My life is a combination of the mundane and the spiritual, but I find it strange and sometimes inspiring how the stuff of business and the practice of my religion wrap around each other so often in my daily life. This hit me at IMTS when I met with a fellow traveler in the machine tool world at the Mazak exhibit. He had sought me out after reading my work for many years. We share a love of this business, a passion for sports and to my surprise, a commitment to Judaism. I know some people wonder why I occasionally bring religion and God forbid – God – into my columns, but he gets it, and out of the blue, he engaged me about my Judaism over bottled water at Mazak.
One of the nice things about doing Swarf for 12 years is that people feel like they know me, which frees them up to expose more of themselves than they normally would to somebody they’ve never shaken hands with before.
We played a little “Jewish Geography.” He knows a couple of distant cousins of mine, at least I think they might be cousins. Then he asked me about my religious practice, which seemed odd with the machining centers cutting metal 20 feet away. Yet he asked with such a matter of fact sincerity that I answered him with more depth and nuance than I would have even expected of myself. Two sixty-something guys who had never actually met sat and talked about how we pray at IMTS in Chicago. There was a refreshing innocence in the incongruence of the moment and it made me sweat with the rawness of the happening.
I usually have a lot of deep conversations over the course of a week. I guess I crave them because they give texture and depth to my days.

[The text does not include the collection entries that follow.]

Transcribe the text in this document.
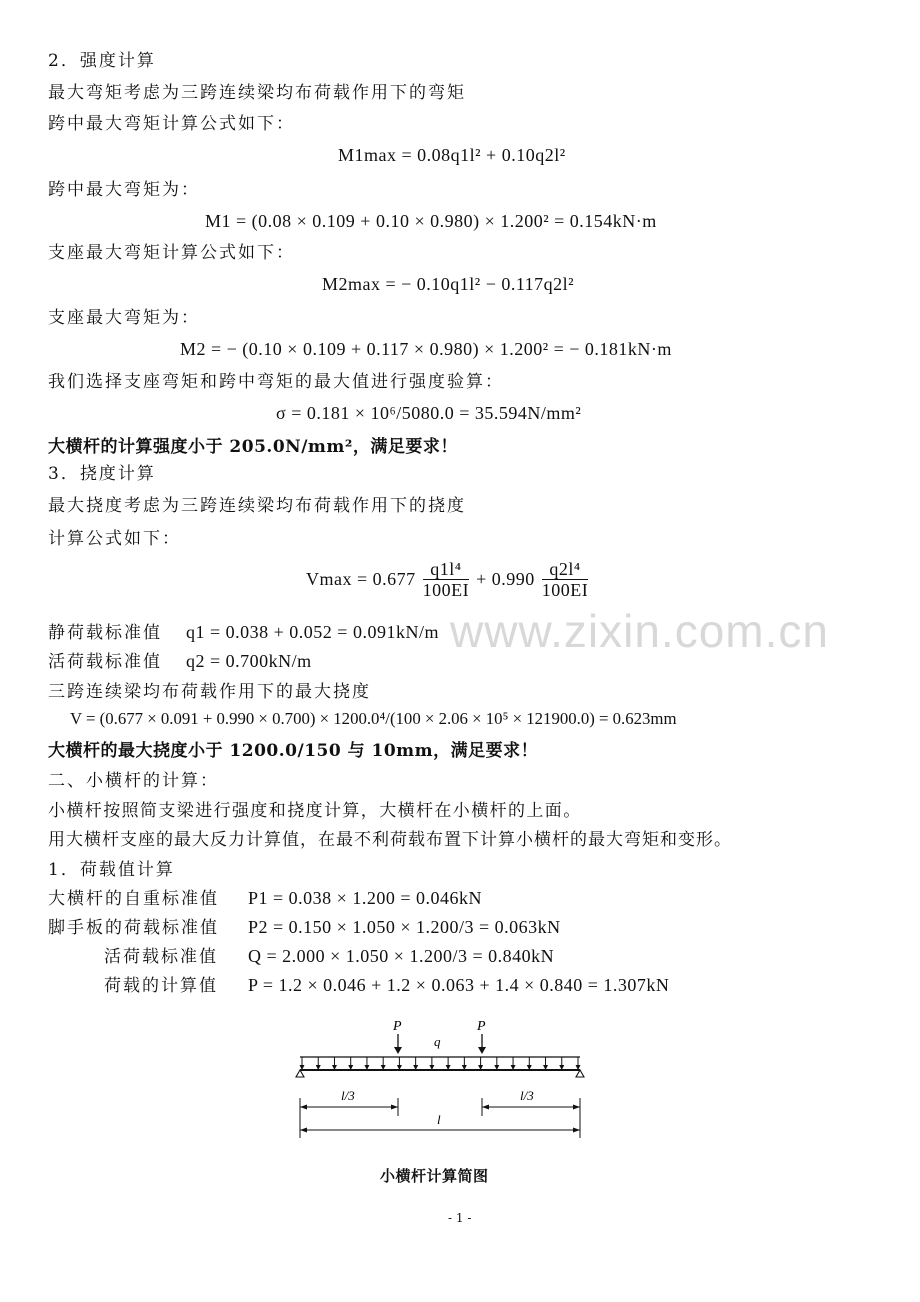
www.zixin.com.cn
2．强度计算
最大弯矩考虑为三跨连续梁均布荷载作用下的弯矩
跨中最大弯矩计算公式如下：
M1max = 0.08q1l² + 0.10q2l²
跨中最大弯矩为：
M1 = (0.08 × 0.109 + 0.10 × 0.980) × 1.200² = 0.154kN·m
支座最大弯矩计算公式如下：
M2max = − 0.10q1l² − 0.117q2l²
支座最大弯矩为：
M2 = − (0.10 × 0.109 + 0.117 × 0.980) × 1.200² = − 0.181kN·m
我们选择支座弯矩和跨中弯矩的最大值进行强度验算：
σ = 0.181 × 10⁶/5080.0 = 35.594N/mm²
大横杆的计算强度小于 205.0N/mm²，满足要求！
3．挠度计算
最大挠度考虑为三跨连续梁均布荷载作用下的挠度
计算公式如下：
$Vmax = 0.677 \frac{\text{q1l⁴}}{100EI} + 0.990 \frac{\text{q2l⁴}}{100EI}$
静荷载标准值 q1 = 0.038 + 0.052 = 0.091kN/m
活荷载标准值 q2 = 0.700kN/m
三跨连续梁均布荷载作用下的最大挠度
V = (0.677 × 0.091 + 0.990 × 0.700) × 1200.0⁴/(100 × 2.06 × 10⁵ × 121900.0) = 0.623mm
大横杆的最大挠度小于 1200.0/150 与 10mm，满足要求！
二、小横杆的计算：
小横杆按照简支梁进行强度和挠度计算，大横杆在小横杆的上面。
用大横杆支座的最大反力计算值，在最不利荷载布置下计算小横杆的最大弯矩和变形。
1．荷载值计算
大横杆的自重标准值 P1 = 0.038 × 1.200 = 0.046kN
脚手板的荷载标准值 P2 = 0.150 × 1.050 × 1.200/3 = 0.063kN
活荷载标准值 Q = 2.000 × 1.050 × 1.200/3 = 0.840kN
荷载的计算值 P = 1.2 × 0.046 + 1.2 × 0.063 + 1.4 × 0.840 = 1.307kN
P	P
q
l/3	l/3
l
小横杆计算简图
- 1 -
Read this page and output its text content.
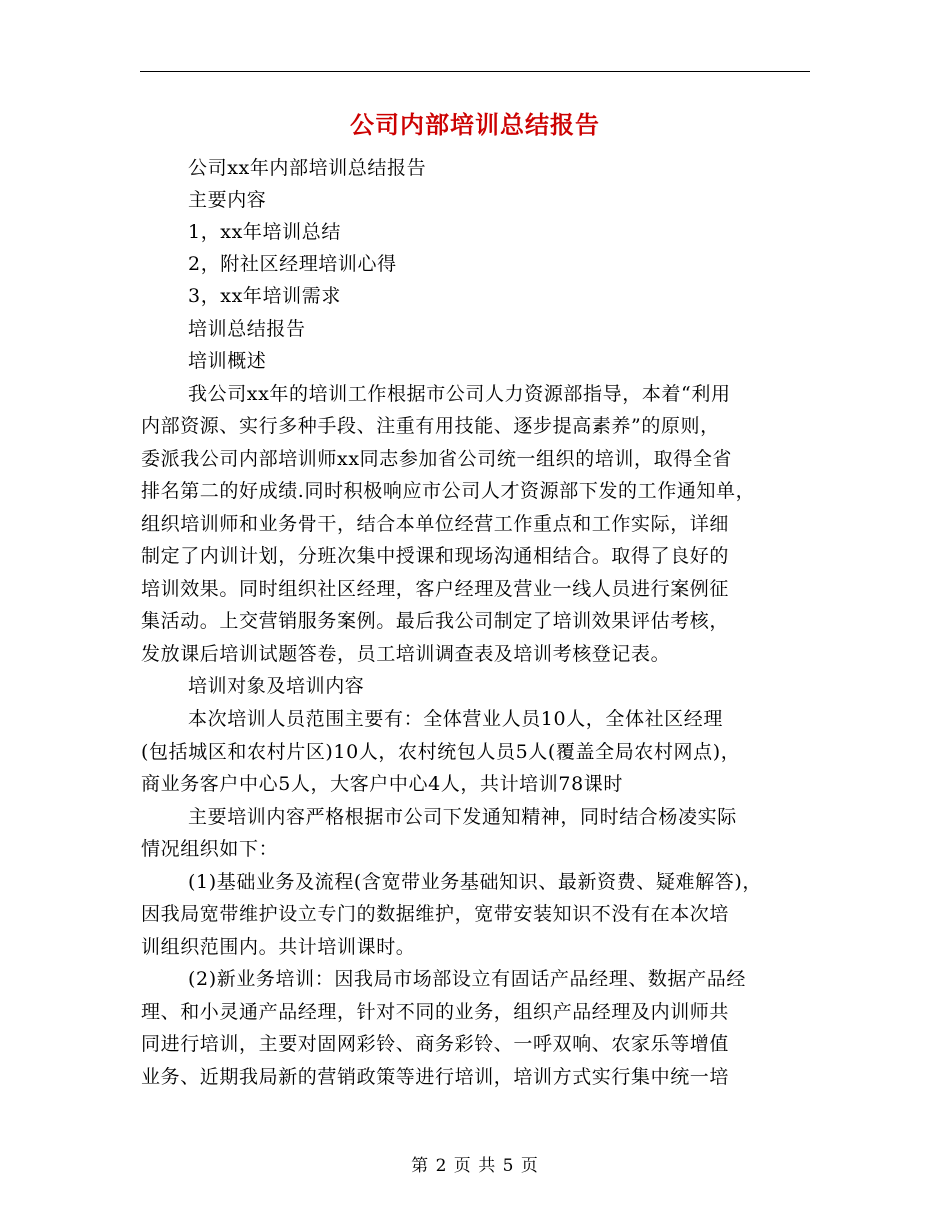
公司内部培训总结报告
公司xx年内部培训总结报告
主要内容
1，xx年培训总结
2，附社区经理培训心得
3，xx年培训需求
培训总结报告
培训概述
我公司xx年的培训工作根据市公司人力资源部指导，本着“利用
内部资源、实行多种手段、注重有用技能、逐步提高素养”的原则，
委派我公司内部培训师xx同志参加省公司统一组织的培训，取得全省
排名第二的好成绩.同时积极响应市公司人才资源部下发的工作通知单，
组织培训师和业务骨干，结合本单位经营工作重点和工作实际，详细
制定了内训计划，分班次集中授课和现场沟通相结合。取得了良好的
培训效果。同时组织社区经理，客户经理及营业一线人员进行案例征
集活动。上交营销服务案例。最后我公司制定了培训效果评估考核，
发放课后培训试题答卷，员工培训调查表及培训考核登记表。
培训对象及培训内容
本次培训人员范围主要有：全体营业人员10人，全体社区经理
(包括城区和农村片区)10人，农村统包人员5人(覆盖全局农村网点)，
商业务客户中心5人，大客户中心4人，共计培训78课时
主要培训内容严格根据市公司下发通知精神，同时结合杨凌实际
情况组织如下：
(1)基础业务及流程(含宽带业务基础知识、最新资费、疑难解答)，
因我局宽带维护设立专门的数据维护，宽带安装知识不没有在本次培
训组织范围内。共计培训课时。
(2)新业务培训：因我局市场部设立有固话产品经理、数据产品经
理、和小灵通产品经理，针对不同的业务，组织产品经理及内训师共
同进行培训，主要对固网彩铃、商务彩铃、一呼双响、农家乐等增值
业务、近期我局新的营销政策等进行培训，培训方式实行集中统一培
第 2 页 共 5 页
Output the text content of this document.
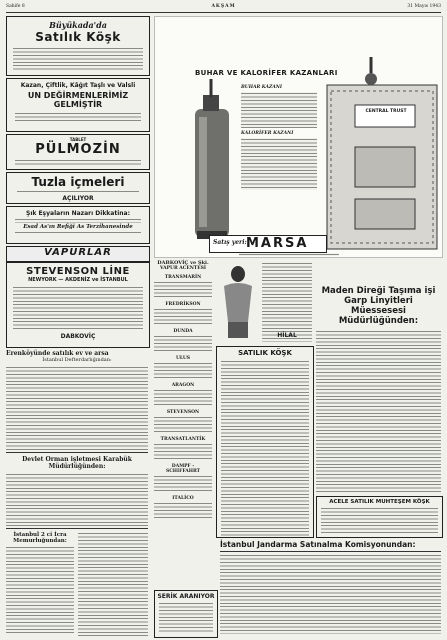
Sahife 8	AKŞAM	31 Mayıs 1943
Büyükada'da
Satılık Köşk
Kazan, Çiftlik, Kâğıt Taşlı ve Valsli
UN DEĞİRMENLERİMİZ
GELMİŞTİR
TABLET
PÜLMOZİN
Tuzla içmeleri
AÇILIYOR
Şık Eşyaların Nazarı Dikkatina:
Esad As'ın Refiği As Terzihanesinde
VAPURLAR
STEVENSON LİNE
NEWYORK — AKDENİZ ve İSTANBUL
DABKOVİÇ
Erenköyünde satılık ev ve arsa
İstanbul Defterdarlığından:
Devlet Orman işletmesi Karabük
Müdürlüğünden:
İstanbul 2 ci İcra
Memurluğundan:
BUHAR VE KALORİFER KAZANLARI
CENTRAL TRUST
BUHAR KAZANI
KALORİFER KAZANI
Satış yeri: MARSA
DABKOVİÇ ve Şki.
VAPUR ACENTESİ
TRANSMARİN
FREDRİKSON
DUNDA
ULUS
ARAGON
STEVENSON
TRANSATLANTİK
DAMPF - SCHIFFAHRT
ITALİCO
HİLAL
SATILIK KÖŞK
SERİK ARANIYOR
Maden Direği Taşıma işi
Garp Linyitleri Müessesesi
Müdürlüğünden:
ACELE SATILIK MUHTEŞEM KÖŞK
İstanbul Jandarma Satınalma Komisyonundan:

I was discussing with my wife Risa my struggle to get as much done during my work day that I feel I ought to and she suggested I curtail my serendipitous conversations which sop up my available minutes. My talk at the Mazak booth was one of those. It took me away from some other business connections I wanted to make at IMTS.
But as I think about it today, as Rosh Hashanah is about to begin, I would gladly trade three business card exchanges at IMTS for my 45-minute ad hoc talk that intersected our spiritual connection.
Will that talk transfer into more money in my bank account? God knows – or doesn’t. But in September of 2012, the beginning of my New Year, this is how I look at it. I have a finite number of days left of health and breath. I want these days to be as rich as possible, which definitely has something to do with my business success and my organizational acumen, or lack of it. But it’s the emotional connection that really makes my days precious. If I can find that and savor it at those crazy incongruous times it surfaces, like at the Mazak display, I want to go for it. Screw the “to do” list, give me my moments.
Question: Should religion be off-limits in business?